Baca Juga: Kasus Penganiayaan di Luwuk Selesai Berkat Restorative Justice
Menurutnya, korban yang digelapkan sepeda motor yang mendatangi Kejari Parimo, untuk menyampaikan permohonan penyelesaian kasus tersebut.
Sehingga, pihaknya menghentikan tuntuntan melalui penyelesaian secara Restorative Justice, dengan mempertemukan tersangka dan korban.
“Alasan korban, karena tersangka merupakan keponakan kandung dari almarhum suaminya,” ujarnya.

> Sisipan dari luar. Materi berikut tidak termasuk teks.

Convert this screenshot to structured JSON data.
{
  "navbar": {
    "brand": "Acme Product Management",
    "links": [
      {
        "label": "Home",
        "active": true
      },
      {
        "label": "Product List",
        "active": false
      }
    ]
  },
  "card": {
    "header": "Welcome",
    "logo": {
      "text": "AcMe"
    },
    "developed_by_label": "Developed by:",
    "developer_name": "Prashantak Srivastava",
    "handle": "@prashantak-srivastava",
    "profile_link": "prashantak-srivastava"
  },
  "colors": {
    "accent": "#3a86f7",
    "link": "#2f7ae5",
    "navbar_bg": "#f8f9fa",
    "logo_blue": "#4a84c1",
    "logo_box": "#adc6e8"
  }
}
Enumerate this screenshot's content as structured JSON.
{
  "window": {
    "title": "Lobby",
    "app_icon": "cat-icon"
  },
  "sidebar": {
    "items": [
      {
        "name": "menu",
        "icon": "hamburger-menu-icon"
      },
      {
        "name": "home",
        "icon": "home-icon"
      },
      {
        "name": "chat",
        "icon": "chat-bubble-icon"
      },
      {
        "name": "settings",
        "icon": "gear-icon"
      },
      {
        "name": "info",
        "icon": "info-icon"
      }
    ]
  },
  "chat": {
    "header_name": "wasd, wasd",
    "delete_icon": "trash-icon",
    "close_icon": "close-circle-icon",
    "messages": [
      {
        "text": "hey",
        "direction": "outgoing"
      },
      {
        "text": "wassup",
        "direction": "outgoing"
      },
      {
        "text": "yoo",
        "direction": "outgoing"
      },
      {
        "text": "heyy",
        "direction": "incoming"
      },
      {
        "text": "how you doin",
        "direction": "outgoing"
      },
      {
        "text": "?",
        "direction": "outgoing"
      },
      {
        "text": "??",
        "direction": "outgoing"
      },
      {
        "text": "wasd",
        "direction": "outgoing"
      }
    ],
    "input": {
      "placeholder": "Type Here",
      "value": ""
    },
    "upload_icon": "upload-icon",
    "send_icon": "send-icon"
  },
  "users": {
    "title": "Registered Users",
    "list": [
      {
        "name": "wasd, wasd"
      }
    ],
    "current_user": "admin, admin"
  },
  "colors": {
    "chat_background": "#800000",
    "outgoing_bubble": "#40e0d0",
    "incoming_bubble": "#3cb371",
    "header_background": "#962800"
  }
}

Ia mengatakan, penyelesaian perkara tindak pidana penggelapan ini, dilakukan tanpa syarat atau biaya.
Berbeda dengan perkara lainnya yang dibolehkan, contohnya kasus penganiayaan. Di mana tersangka, biasanya diminta untuk mengganti biaya pengobatan korban.
Ditambah lagi, barang bukti sepeda motor yang digelapkan tersangka ditemukan, dan telah dikembalikan ke pihak korban.
“Penyelesaian kasus ini lewat Restorative Justice, juga telah diterima pimpinan kami,” kata dia.
Baca Juga: Menantu Aniaya Mertua di Parimo Bebas Berkat Restorative Justice
Dengan adanya penghentian penuntutan ini, kata dia, menambah daftar penyelesaian perkaara secara Restorative Justice, yang dilakukan Kejari Parimo sepanjang 2024.
“Jadi sudah tiga perkara kami selesaikan secara Restorative Justice, dari empat permohonan yang diajukan. Satunya ditolak, yakni kasus 363 KHUP,” pungkasnya.